A model's safety: block can carry required_predicates — predicates that are AND-ed into every compiled query for that model. They may reference ${param:NAME} placeholders bound at query time:

- name: orders
  # ...
  safety:
    required_predicates:
      - "tenant_id = ${param:tenant_id}"
    max_rows: 1000000
pawrly semantic query orders.revenue --by orders.status --param tenant_id=acme

Param values are bound as escaped SQL literals, never string-substituted — a value like x' OR '1'='1 becomes a single literal that matches no row, so it can't alter the query. If a required param is missing, the query is refused before any scan runs (error PAWRLY_SAFETY_UNBOUND_PARAM) rather than leaking data. The same block's require_filters_on, require_at_least_one_filter, max_rows, and timeout apply too (see Configuration → Safety).

Segments

A segment is a named, reusable set of filters defined on a model.
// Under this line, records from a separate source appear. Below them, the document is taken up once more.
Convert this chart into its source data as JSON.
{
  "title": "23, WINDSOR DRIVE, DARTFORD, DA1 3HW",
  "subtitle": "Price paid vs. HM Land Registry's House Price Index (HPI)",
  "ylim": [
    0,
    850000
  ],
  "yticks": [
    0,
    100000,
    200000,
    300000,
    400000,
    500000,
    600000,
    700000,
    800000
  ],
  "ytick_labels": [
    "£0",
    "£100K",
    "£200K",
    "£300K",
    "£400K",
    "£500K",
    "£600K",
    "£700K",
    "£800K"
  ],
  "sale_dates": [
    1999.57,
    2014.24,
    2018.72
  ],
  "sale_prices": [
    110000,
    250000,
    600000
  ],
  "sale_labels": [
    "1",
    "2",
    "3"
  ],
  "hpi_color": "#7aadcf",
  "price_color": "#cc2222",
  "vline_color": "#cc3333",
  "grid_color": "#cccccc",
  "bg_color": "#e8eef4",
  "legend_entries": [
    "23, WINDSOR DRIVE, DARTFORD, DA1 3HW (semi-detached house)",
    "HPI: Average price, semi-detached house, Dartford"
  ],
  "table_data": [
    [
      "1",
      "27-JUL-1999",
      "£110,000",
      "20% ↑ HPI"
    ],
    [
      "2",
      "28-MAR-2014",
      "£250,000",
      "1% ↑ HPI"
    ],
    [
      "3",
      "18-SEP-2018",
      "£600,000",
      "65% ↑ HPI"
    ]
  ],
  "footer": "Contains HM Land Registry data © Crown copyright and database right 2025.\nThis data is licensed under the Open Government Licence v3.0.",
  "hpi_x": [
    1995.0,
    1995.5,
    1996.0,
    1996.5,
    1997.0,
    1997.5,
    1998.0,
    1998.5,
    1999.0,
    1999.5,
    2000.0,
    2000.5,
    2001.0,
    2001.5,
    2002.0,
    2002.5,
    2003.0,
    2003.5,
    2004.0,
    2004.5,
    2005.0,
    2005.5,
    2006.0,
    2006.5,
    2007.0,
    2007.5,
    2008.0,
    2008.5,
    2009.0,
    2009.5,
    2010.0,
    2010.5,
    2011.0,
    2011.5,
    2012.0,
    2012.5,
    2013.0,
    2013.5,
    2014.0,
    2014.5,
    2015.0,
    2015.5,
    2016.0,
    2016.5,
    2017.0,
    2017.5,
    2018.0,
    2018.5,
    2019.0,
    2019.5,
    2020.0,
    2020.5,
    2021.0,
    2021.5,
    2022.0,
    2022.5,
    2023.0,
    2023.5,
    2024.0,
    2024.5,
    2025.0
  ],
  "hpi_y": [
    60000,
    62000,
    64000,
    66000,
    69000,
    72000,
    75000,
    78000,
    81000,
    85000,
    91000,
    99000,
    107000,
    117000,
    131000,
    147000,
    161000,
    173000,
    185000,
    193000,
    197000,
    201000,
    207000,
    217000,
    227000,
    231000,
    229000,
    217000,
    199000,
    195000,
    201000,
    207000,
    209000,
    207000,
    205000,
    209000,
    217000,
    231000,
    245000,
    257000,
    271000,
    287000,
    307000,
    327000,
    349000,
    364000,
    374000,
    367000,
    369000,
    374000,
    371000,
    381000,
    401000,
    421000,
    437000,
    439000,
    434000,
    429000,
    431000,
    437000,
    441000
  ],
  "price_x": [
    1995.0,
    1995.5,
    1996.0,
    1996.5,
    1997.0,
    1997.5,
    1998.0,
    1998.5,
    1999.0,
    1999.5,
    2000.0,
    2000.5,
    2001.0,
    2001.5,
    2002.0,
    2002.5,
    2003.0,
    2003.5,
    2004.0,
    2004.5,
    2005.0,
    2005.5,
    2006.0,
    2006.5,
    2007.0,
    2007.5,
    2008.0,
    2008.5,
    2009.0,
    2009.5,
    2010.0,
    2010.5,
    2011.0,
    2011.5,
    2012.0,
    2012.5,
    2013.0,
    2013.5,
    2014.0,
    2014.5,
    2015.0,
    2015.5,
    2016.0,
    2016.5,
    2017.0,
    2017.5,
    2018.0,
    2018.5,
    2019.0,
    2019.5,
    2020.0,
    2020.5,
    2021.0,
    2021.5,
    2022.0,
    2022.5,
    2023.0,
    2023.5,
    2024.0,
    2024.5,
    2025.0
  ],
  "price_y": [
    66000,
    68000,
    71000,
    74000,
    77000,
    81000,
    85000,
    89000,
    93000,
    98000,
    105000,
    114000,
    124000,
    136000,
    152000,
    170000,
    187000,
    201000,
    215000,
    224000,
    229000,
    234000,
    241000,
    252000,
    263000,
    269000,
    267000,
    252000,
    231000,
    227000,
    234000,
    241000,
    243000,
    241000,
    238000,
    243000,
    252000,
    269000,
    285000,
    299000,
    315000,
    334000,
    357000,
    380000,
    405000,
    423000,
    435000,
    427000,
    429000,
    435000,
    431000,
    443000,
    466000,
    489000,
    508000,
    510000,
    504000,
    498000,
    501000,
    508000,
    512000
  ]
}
Instead of repeating the same predicates in every request, declare them once and apply them by name — auditable, because the predicates live in trusted config rather than the request:

- name: orders
  # ...
  segments:
    - name: recent_paid
      filters:
        - { member: orders.status,     op: equals, values: [paid] }
        - { member: orders.order_date, op: gte,    values: ["2026-01-01"] }
pawrly semantic query orders.revenue --by orders.status --segment orders.recent_paid

A segment reference is model.segment. Its predicates are AND-ed in alongside any --where filters at compile time. Segments are returned by describe_semantic_model, so an agent can discover and compose them.

Pre-aggregations

A model can declare rollups it expects to be queried often:

pre_aggregations:
  - name: daily_by_status
    dimensions: [order_date.day, status]
    measures:   [revenue, order_count]
    refresh:    1h
    partition_by: order_date.month

The engine materializes each pre-aggregation to a cached rollup table ("semantic"."<model>__<preagg>") and a covered query reads it transparently instead of re-scanning the base table. A refresh: cadence keeps it warm via a background refresher; without one, the rollup is built lazily on first use and stays until invalidated. You can see materialized rollups with pawrly cache list.

A rollup covers a query when it groups by at least the query's dimensions (at a compatible-or-finer grain), aggregates at least its measures, and carries every filtered dimension. When it does, the compiler reads the rollup — re-aggregating the stored partials (sum/count add up, min/max extend) and re-truncating grains as needed (e.g. a day rollup serves a month query).

A rollup is used only when it is safe to do so; otherwise the query transparently falls through to the live table, so a missing or ineligible rollup never changes a result, only how it's computed. A query reads the base table when it:

  • joins or fans out across models (rollups serve single-model, single-fact queries),
  • uses a non-additive measure — avg, count_distinct, or custom can't be re-aggregated from a partial,
  • targets a model with required_predicates (RLS) — a rollup would need to carry the RLS columns, or
  • passes a --time-zone (the rollup is pre-truncated).

A pre-aggregation that can't be compiled or planned is skipped at startup and logged — it never blocks the engine from booting.

Splitting models across files

As the model set grows, list each model (or group) in its own file and pull them in with semantic.include — the parallel of the top-level include: for sources. Each included file contains only models (a models: list or a bare sequence), never sources or secrets:

semantic:
  include:
    - ./models/*.yaml      # each file holds only models
  models:
    - name: inline_model   # inline models still allowed, merged alongside
      # ...

Everything is merged before validation, so a model in one file can reference a source: declared elsewhere and relationships may span files. See Configuration → Multi-file configs.

Browsing models

pawrly semantic list              # models with dimension/measure counts
pawrly semantic describe orders   # full spec: dimensions, measures, relationships, segments

These are also available to agents over MCP (list_semantic_models, describe_semantic_model), which surfaces a model's relationships, segments, and required filters / RLS params so an assistant can satisfy them up front.